La Corse, Tox et Castirla
Avec ses plus de trente ans d’existence « BD à Bastia » s’amuse aux rayons de soleil printaniers ainsi qu’à l’air frais et joyeux qui ignore encore l’extrême chaleur estivale. Voilà autant d’invitations à sortir de chez soi. Organisatrice de la manifestation : Una Volta qui nous propose de découvrir plus d’une douzaine d’expositions réparties dans toute la ville du Centre culturel au Musée, de l’ « Arsenale » au Régent, de la Galerie Noir et blanc à la bibliothèque centrale. Et si l’on lève de nez dans les rues… Et si on s’attarde sur des vitrines… on peut suivre un parcours en dessins réalisé en collaboration avec les commerçants bastiais.
Cette année une jeune bédéiste corse, Caroline Nasica, nous montre des planches originales de son album, « Zia Zinzin » qui sort en librairie en même temps que se déroule le festival. Avec une jolie ironie tintée d’impertinence le livre nous offre un des retours en Corse qu’effectue fréquemment l’autrice qui habite Marseille. Les paysages tant aimés de la dessinatrice affichent le vert de la nature que des touches de couleurs viennent çà et là égayer. Précision : quand Caroline Nasica est de retour, c’est dans son village maternel de Tox et dans son village paternel de Castirla, villages qu’elle dépeint avec gaité et affection et où rien ne change. Mais est-ce vraiment vrai ?
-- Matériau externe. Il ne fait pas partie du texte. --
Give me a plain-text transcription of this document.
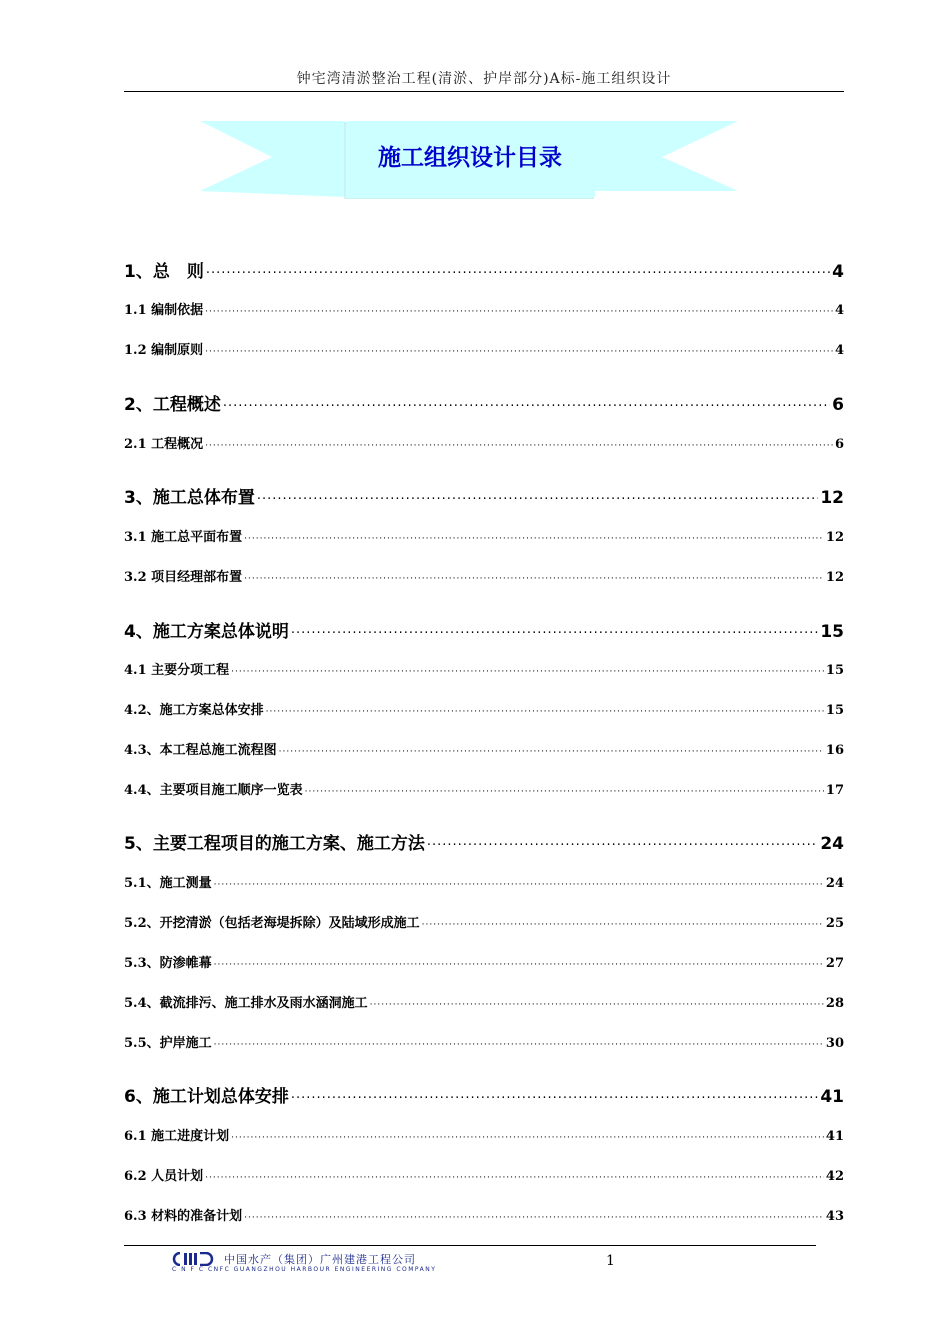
钟宅湾清淤整治工程(清淤、护岸部分)A标-施工组织设计
施工组织设计目录
1、总　则 ·····	4
1.1 编制依据 ·····	4
1.2 编制原则 ·····	4
2、工程概述 ·····	6
2.1 工程概况 ·····	6
3、施工总体布置 ·····	12
3.1 施工总平面布置 ·····	12
3.2 项目经理部布置 ·····	12
4、施工方案总体说明 ·····	15
4.1 主要分项工程 ·····	15
4.2、施工方案总体安排 ·····	15
4.3、本工程总施工流程图 ·····	16
4.4、主要项目施工顺序一览表 ·····	17
5、主要工程项目的施工方案、施工方法 ·····	24
5.1、施工测量 ·····	24
5.2、开挖清淤（包括老海堤拆除）及陆域形成施工 ·····	25
5.3、防渗帷幕 ·····	27
5.4、截流排污、施工排水及雨水涵洞施工 ·····	28
5.5、护岸施工 ·····	30
6、施工计划总体安排 ·····	41
6.1 施工进度计划 ·····	41
6.2 人员计划 ·····	42
6.3 材料的准备计划 ·····	43
中国水产（集团）广州建港工程公司
C N F C CNFC GUANGZHOU HARBOUR ENGINEERING COMPANY
1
Les tantes de la bédéiste se dressent telles des immortelles regrettant le temps d’avant, regardant sans aménité les nouveaux arrivants, qui sans vergogne achètent à tours de bras terres et maisons anciennes. Ulcérées les vieilles dames qui ont peur de perdre identité, langue et culture ancestrales. Les séquences intérieures, lieux où évolue la famille optent pour des bleus violacés foncés, pour des jaunes, des blancs, des noirs. Les traits des personnages sont dépouillés ne retenant que l’essentiel de leurs expressions. Leurs réactions colériques, par exemple, sont d’une étonnante efficacité.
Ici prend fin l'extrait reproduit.